Peeves are not what I blog about. Today’s an exception.
Moving to the back of an elevator, standing to the right on an escalator, pushing your cart over to the supermarket shelf if you need to stop (as opposed to leaving the honker smack-dab in the middle of the aisle, what are you thinking?) – those are actions many people take almost instinctively. It’s part of taking up one’s own space, part of leaving space for others.
Same with cars. Stay in your lane unless passing, then signal and scoot. Saves space, saves time, saves anger, as this article regarding road rage in Delhi shows – lanes being totally optional in the capital city of India. Yet we can all do our bit toward creating a more civil world, and we needn’t point accusatory fingers at Asian drivers.
How about grocery carts in the parking lot? Let’s start there. You roll out, find your car, open the trunk, stow your purchases (perhaps kids, as well), then take that cart and . . . shove it? Leave it lonely and subject to smash?

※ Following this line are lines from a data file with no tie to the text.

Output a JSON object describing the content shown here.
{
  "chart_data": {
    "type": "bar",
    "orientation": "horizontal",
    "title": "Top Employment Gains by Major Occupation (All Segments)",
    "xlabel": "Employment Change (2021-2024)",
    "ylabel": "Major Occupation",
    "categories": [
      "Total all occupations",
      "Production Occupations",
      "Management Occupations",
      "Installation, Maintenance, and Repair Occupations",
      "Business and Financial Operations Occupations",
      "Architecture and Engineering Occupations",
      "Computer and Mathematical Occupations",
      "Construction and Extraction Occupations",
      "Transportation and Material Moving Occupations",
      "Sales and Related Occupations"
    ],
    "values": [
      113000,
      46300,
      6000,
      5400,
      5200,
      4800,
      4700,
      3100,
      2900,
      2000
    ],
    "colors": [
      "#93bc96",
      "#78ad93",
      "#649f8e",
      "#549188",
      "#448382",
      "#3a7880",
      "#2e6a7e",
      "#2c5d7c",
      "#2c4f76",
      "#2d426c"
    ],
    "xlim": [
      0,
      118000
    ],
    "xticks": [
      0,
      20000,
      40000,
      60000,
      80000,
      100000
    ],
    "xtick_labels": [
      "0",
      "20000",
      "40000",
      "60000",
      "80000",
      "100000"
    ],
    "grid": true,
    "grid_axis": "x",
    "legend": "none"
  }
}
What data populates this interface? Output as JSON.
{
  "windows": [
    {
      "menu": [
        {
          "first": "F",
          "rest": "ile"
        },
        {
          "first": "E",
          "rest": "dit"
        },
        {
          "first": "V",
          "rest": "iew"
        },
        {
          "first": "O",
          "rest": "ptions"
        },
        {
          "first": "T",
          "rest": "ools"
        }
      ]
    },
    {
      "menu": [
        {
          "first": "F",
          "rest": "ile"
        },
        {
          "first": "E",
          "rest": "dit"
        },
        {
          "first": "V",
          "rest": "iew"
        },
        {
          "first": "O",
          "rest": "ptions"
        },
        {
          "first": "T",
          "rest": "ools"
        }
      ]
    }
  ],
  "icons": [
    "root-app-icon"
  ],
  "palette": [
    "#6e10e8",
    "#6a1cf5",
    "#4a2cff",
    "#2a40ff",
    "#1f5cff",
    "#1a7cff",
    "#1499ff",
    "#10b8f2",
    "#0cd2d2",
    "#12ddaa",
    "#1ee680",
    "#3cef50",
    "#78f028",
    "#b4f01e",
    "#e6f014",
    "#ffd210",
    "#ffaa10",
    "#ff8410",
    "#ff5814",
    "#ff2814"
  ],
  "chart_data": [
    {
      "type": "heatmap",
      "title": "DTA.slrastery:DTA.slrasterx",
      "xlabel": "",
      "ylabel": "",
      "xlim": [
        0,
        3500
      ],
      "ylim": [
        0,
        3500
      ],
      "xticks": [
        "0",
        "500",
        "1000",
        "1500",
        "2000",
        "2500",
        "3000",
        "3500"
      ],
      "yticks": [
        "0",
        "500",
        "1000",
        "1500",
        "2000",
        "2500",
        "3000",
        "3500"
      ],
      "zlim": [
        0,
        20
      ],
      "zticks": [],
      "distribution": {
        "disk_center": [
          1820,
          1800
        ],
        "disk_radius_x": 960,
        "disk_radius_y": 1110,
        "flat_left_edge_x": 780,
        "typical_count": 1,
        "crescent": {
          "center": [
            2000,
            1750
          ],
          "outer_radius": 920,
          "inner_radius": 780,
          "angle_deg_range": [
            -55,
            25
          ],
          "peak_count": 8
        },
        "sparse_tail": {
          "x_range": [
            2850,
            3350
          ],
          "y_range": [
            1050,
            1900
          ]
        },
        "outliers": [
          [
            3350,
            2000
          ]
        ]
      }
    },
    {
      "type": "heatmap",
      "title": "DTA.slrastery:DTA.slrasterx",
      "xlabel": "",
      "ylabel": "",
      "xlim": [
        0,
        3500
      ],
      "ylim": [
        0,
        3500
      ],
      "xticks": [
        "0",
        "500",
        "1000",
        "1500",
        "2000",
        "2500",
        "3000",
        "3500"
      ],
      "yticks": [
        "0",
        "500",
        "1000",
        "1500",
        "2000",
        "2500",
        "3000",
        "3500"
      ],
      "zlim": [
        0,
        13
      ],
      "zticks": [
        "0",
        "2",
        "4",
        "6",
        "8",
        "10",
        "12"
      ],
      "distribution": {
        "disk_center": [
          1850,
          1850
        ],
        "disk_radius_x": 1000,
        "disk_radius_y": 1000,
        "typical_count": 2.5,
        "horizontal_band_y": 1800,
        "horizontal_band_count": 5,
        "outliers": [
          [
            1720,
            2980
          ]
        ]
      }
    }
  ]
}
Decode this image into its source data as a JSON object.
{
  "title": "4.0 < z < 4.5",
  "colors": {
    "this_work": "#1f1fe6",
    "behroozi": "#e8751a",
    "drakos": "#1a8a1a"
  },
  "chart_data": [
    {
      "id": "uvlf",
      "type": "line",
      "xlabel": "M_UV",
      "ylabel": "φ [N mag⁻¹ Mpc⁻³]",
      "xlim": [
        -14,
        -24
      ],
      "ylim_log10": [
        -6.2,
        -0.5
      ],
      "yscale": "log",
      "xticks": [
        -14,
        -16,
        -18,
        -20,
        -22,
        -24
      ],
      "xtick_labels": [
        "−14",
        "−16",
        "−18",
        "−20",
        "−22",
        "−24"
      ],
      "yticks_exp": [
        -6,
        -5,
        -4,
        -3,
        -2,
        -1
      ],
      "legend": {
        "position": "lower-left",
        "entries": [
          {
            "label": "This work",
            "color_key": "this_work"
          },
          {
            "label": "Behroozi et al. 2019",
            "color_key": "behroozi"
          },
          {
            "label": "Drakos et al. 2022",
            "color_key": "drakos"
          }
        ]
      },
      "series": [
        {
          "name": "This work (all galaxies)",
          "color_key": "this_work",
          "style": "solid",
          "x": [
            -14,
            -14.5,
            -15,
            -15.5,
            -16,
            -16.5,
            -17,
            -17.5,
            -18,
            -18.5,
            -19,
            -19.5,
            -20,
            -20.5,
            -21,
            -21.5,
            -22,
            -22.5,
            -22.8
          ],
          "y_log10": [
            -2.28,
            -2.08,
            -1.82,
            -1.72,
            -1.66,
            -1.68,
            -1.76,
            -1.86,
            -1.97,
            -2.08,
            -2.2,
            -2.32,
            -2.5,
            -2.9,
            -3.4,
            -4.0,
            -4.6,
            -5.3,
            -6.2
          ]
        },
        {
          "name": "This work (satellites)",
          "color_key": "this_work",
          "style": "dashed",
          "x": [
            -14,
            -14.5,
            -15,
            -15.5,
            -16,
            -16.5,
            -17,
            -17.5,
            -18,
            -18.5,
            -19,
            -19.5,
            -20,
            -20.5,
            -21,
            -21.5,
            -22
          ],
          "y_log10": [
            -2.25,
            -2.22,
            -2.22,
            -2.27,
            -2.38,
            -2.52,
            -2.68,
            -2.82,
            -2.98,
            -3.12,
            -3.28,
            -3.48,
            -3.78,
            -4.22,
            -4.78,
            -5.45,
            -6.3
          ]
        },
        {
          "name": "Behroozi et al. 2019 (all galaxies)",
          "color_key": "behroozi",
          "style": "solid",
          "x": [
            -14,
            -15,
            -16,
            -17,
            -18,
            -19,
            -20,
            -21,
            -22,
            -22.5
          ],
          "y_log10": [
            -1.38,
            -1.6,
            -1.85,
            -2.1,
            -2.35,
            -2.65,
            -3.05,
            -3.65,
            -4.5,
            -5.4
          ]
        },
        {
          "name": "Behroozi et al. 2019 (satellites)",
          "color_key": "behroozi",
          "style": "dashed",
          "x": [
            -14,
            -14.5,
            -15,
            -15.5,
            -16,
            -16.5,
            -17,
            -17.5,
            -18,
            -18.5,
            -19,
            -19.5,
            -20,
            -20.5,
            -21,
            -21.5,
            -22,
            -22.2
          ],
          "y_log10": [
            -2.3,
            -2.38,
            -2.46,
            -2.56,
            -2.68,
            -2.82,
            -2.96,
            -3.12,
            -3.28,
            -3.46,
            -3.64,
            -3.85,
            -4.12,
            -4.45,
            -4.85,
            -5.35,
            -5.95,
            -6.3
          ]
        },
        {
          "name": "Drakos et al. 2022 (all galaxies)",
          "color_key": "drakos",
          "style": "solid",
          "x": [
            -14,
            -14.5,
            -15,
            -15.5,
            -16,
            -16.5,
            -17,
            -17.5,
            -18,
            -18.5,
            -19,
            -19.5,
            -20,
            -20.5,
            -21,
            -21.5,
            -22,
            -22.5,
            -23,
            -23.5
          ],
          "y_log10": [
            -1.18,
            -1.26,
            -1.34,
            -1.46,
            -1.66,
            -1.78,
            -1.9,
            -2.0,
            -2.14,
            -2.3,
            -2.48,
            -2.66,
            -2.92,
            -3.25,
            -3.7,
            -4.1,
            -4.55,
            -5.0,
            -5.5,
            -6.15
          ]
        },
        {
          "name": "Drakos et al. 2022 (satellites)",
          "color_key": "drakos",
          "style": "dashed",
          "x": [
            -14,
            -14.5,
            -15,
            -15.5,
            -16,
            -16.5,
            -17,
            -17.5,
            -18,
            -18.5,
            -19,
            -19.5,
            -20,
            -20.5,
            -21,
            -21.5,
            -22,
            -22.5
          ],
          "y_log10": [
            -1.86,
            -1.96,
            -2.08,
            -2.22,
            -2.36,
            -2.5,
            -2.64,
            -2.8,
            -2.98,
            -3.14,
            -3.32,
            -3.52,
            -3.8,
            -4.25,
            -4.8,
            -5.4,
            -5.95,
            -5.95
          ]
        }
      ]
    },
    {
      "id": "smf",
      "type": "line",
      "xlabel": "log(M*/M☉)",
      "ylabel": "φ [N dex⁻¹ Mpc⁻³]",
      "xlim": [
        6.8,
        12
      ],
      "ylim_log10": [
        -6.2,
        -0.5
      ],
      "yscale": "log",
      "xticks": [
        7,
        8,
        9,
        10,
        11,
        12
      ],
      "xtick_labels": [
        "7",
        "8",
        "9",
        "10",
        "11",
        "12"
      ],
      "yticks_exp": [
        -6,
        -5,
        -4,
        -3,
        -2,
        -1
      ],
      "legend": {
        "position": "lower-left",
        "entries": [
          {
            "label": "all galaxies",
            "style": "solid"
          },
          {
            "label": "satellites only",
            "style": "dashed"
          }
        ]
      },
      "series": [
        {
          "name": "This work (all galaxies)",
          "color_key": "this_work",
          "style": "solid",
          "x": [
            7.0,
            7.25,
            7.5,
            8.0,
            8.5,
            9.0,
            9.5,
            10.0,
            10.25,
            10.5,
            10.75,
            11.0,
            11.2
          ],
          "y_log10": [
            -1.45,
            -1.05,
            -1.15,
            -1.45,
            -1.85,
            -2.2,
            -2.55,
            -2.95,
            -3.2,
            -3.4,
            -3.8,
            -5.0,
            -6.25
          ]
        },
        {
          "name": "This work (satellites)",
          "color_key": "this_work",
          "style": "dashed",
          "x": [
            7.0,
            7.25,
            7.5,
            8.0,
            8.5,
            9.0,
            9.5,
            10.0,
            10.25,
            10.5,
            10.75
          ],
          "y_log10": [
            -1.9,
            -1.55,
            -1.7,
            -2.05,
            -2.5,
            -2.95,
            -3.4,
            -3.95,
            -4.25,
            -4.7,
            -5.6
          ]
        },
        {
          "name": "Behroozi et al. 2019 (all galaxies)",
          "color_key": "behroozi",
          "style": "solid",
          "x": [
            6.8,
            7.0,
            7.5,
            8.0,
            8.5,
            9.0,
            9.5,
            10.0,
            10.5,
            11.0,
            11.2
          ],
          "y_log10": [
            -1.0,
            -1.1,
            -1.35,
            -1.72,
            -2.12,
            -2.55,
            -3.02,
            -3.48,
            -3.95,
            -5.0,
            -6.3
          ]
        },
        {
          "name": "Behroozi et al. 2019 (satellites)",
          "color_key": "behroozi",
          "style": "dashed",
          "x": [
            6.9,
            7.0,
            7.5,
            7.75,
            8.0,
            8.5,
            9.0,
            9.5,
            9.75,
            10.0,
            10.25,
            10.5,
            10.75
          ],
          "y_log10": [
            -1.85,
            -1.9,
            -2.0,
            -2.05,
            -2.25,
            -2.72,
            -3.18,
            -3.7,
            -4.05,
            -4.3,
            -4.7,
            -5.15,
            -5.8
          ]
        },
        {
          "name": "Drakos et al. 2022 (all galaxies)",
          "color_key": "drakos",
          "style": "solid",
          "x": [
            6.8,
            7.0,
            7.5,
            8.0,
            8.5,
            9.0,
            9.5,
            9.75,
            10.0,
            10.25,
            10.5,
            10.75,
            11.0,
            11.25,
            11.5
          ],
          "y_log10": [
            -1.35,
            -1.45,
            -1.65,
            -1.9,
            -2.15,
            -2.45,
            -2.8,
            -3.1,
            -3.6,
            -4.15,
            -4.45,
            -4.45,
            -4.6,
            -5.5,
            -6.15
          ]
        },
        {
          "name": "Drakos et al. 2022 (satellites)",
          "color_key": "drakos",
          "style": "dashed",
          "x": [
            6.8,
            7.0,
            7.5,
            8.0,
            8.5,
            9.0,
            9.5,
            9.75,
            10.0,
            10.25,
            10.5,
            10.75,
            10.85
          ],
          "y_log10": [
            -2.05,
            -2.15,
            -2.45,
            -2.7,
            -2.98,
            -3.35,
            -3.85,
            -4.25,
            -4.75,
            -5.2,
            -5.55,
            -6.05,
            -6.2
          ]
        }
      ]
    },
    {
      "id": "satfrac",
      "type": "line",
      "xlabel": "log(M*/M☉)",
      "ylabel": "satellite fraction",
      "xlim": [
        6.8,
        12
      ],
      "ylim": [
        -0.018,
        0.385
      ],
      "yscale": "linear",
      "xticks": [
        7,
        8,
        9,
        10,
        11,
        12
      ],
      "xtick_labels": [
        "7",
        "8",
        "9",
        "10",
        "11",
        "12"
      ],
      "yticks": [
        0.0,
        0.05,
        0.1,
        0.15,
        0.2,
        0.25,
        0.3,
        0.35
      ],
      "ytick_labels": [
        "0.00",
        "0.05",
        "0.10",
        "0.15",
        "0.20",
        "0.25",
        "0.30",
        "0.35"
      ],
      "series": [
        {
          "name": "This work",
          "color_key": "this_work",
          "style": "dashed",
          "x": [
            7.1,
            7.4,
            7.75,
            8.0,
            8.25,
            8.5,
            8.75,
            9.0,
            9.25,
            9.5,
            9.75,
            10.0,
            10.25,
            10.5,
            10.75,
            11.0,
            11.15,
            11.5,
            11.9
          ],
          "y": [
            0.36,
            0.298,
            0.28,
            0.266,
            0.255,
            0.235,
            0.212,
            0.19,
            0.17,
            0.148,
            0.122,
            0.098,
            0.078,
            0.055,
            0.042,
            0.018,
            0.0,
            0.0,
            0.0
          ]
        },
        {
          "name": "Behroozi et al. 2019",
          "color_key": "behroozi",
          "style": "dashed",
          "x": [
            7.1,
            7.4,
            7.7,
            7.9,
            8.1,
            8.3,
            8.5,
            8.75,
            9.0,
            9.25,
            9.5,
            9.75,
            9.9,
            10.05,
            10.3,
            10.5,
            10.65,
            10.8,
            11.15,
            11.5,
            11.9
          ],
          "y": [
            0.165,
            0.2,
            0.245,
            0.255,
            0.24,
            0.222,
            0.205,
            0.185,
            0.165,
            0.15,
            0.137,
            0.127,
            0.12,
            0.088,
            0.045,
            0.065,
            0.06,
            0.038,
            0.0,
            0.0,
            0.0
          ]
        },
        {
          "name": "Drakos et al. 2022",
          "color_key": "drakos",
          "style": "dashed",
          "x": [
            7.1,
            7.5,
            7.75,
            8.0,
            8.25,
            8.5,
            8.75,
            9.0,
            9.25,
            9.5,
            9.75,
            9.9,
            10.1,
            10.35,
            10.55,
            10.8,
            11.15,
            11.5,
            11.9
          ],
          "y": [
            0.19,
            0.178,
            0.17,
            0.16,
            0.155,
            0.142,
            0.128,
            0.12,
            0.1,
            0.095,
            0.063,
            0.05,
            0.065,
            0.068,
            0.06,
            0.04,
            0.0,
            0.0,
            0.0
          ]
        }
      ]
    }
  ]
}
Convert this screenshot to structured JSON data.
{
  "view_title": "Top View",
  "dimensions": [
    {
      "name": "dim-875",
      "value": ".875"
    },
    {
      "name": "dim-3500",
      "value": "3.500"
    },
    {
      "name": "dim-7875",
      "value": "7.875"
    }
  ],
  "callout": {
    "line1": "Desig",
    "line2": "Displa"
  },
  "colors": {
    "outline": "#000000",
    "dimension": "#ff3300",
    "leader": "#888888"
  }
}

You probably roll it over to the cart corral (two points), where you then . . . shove it?
Ohhhh, nooooo, Mr. Bill!
See, the cart corral was designed to stow carts in rows. Two, three, four parallel rows. If you blindly shove your cart in its general direction, even if you roll it into the corral and leave it a foot or so from the next cart – or, if you’re the gold-medal first one, from the horizontal metal bar ahead – your cart doesn’t yet have the brains and self-propulsion to move itself into line.
That’s up to you, the human.
This is just like getting onto an elevator and moving to the back, except that instead of your body, the act involves returning an item you used as a body extension – don’t have that many hands, do we? – to its proper place and allowing other people to do the same, thus avoiding the sickening crunch as an improperly stowed cart loses its grip and rolls backward into a car. Enter insurance guys, whom everyone adores.
Do your part, people. Push the cart all the way into the corral in line with others. It’ll take just two more seconds of your life and make you feel clean and tidy and virtuous, which gains you another two points.
Teach others this skill, and you got game.